Feedstock, presented by Paradigm Energies (paradigmbioaviation.com), reminded us that feedstocks or the raw materials used to process biofuels represents 80% of the cost of the biofuel produced. However, in the case of corn ethanol, for example, one of its byproducts can be sold for animal feed at a price close to the corn itself, hence, creating an offset revenue.

Paradigm Energies is in the waste-to-energy business. They source municipal landfills, ‘garbage’, for feedstock and supply a clean jet fuel called syngas that can be liquefied for blending or used to produce electricity. Cities are willingly pay a ‘tipping fee’ to have their waste removed, since landfills are unsightly and expensive to manage. The overall benefits to a city from a social and economic point of view are noteworthy, while the ‘tipping fees’ offer an offset revenue similar to corn. Potentially perceived as a ‘dirty business’, operators of similar waste-to-fuel schemes are mindful of potential negative public opinion for eliminating trash removal jobs, rezoning landfill areas, and other eventualities such as a plane accident that involves the use of a blended biofuel produced from ‘garbage’.

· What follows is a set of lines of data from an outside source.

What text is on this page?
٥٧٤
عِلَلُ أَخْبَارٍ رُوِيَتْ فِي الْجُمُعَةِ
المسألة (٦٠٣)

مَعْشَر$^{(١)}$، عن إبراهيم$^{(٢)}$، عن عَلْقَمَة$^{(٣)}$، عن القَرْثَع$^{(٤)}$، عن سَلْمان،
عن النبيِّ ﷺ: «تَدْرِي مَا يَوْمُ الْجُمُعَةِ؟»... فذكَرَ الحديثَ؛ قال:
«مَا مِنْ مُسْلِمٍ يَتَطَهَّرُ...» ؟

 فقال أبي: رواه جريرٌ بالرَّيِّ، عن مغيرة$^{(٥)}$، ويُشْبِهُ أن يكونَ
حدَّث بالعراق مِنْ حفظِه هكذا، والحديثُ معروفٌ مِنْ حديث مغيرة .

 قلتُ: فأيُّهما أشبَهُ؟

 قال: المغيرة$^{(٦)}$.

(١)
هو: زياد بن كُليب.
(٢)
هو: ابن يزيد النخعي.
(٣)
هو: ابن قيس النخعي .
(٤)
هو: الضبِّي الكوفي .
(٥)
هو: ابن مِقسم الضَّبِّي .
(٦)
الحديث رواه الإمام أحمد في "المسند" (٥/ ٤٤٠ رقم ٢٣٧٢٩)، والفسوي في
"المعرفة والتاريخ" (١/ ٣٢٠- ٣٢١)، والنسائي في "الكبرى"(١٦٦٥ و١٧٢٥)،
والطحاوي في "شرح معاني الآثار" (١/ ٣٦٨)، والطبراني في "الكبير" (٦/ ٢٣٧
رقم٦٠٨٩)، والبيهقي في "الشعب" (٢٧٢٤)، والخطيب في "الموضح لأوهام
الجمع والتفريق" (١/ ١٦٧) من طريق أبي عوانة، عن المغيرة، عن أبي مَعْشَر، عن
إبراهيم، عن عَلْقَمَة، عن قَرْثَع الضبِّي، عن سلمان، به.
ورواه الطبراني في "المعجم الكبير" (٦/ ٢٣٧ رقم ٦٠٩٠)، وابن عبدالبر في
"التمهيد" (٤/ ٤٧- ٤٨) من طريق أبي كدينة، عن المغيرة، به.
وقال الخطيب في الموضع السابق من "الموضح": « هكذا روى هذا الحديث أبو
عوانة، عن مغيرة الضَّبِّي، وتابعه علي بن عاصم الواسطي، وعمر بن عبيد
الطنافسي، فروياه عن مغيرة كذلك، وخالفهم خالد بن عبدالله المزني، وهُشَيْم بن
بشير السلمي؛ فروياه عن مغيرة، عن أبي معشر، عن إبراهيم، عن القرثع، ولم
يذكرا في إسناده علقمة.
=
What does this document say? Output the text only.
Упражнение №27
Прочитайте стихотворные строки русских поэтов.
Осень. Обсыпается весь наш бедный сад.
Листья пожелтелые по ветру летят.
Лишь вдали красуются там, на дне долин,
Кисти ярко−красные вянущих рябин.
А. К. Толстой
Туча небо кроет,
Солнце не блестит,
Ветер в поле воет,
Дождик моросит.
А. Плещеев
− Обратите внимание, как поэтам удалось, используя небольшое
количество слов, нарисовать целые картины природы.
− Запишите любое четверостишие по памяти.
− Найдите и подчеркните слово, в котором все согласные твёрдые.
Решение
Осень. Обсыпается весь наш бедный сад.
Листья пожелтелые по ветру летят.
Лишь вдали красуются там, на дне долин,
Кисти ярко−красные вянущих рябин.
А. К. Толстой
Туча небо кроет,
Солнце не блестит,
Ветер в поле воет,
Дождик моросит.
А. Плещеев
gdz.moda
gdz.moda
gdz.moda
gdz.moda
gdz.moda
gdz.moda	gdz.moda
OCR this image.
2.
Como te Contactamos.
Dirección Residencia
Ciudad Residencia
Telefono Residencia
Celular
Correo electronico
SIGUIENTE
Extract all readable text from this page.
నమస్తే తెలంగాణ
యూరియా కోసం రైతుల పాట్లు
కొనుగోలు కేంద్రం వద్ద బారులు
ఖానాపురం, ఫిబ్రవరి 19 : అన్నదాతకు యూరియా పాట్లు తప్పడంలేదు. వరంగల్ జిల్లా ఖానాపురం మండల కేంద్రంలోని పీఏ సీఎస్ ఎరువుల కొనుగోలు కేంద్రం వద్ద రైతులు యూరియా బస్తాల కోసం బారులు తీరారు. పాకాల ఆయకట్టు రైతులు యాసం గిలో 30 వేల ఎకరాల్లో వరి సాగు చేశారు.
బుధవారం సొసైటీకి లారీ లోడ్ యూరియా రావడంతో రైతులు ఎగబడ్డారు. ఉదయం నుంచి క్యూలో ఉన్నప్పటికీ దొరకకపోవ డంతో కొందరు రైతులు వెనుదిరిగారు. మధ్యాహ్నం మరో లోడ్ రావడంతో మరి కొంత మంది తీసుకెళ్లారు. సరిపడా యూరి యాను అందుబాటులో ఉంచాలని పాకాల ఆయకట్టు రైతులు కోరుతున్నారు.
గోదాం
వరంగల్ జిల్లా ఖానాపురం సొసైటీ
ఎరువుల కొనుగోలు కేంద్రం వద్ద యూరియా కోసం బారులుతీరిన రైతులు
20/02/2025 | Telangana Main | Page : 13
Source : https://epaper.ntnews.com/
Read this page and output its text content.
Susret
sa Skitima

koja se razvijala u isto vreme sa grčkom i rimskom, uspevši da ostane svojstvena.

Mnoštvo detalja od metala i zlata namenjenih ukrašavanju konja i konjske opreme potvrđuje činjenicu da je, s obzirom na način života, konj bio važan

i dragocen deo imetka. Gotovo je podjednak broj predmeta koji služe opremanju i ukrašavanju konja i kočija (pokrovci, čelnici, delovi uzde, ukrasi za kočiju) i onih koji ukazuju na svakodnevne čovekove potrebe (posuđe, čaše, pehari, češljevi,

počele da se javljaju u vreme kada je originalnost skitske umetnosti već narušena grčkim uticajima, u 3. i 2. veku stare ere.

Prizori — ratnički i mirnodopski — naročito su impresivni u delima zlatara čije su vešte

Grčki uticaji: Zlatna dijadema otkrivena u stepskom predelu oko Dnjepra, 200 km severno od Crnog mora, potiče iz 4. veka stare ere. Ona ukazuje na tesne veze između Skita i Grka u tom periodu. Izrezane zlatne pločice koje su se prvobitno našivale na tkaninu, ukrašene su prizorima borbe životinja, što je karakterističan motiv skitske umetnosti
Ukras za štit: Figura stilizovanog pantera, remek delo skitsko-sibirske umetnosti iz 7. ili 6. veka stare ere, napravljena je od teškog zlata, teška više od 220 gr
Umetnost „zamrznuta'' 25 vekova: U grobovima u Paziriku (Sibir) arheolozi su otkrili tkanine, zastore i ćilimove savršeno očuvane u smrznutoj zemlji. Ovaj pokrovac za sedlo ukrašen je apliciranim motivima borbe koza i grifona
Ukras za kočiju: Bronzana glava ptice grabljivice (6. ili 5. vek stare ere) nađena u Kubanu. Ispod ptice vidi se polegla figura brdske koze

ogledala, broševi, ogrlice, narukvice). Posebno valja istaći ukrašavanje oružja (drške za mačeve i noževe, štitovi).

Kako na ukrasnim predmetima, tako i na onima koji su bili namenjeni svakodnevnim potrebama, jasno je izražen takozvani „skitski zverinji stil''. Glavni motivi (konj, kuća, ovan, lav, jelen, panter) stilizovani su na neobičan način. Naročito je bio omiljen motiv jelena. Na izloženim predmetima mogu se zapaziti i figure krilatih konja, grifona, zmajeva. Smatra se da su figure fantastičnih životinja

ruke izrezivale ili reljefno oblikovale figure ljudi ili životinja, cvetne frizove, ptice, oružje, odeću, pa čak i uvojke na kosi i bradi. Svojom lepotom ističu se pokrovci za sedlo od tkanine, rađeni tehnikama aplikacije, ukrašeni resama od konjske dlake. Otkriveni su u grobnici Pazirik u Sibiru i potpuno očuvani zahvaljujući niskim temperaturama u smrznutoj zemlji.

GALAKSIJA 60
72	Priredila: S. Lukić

Another company, Solena Fuels (solenafuels.com) is building waste-to-garbage plants adjacent to city refineries in the UK. Cities with a population greater than 1.5 and 2 million can produce the 700,000 tons of garbage needed to operate one of their processing plants. One of its partners, British Airways, has recently placed an order for 5 plants to meet 2% of its annual fuel consumption.

Patents presented by Boeing (boeing.com) has become big business for this conglomerate. In the interest of helping its customers buy more airplanes, Boeing is actively redesigning its engines in an effort to move away from a one fuel model. They see their role as a catalyst to accelerate commercialization of biofuels and are aggressively taking a stake in new IP’s produced. The company uses its brand and influence to advocate policies and other related matters.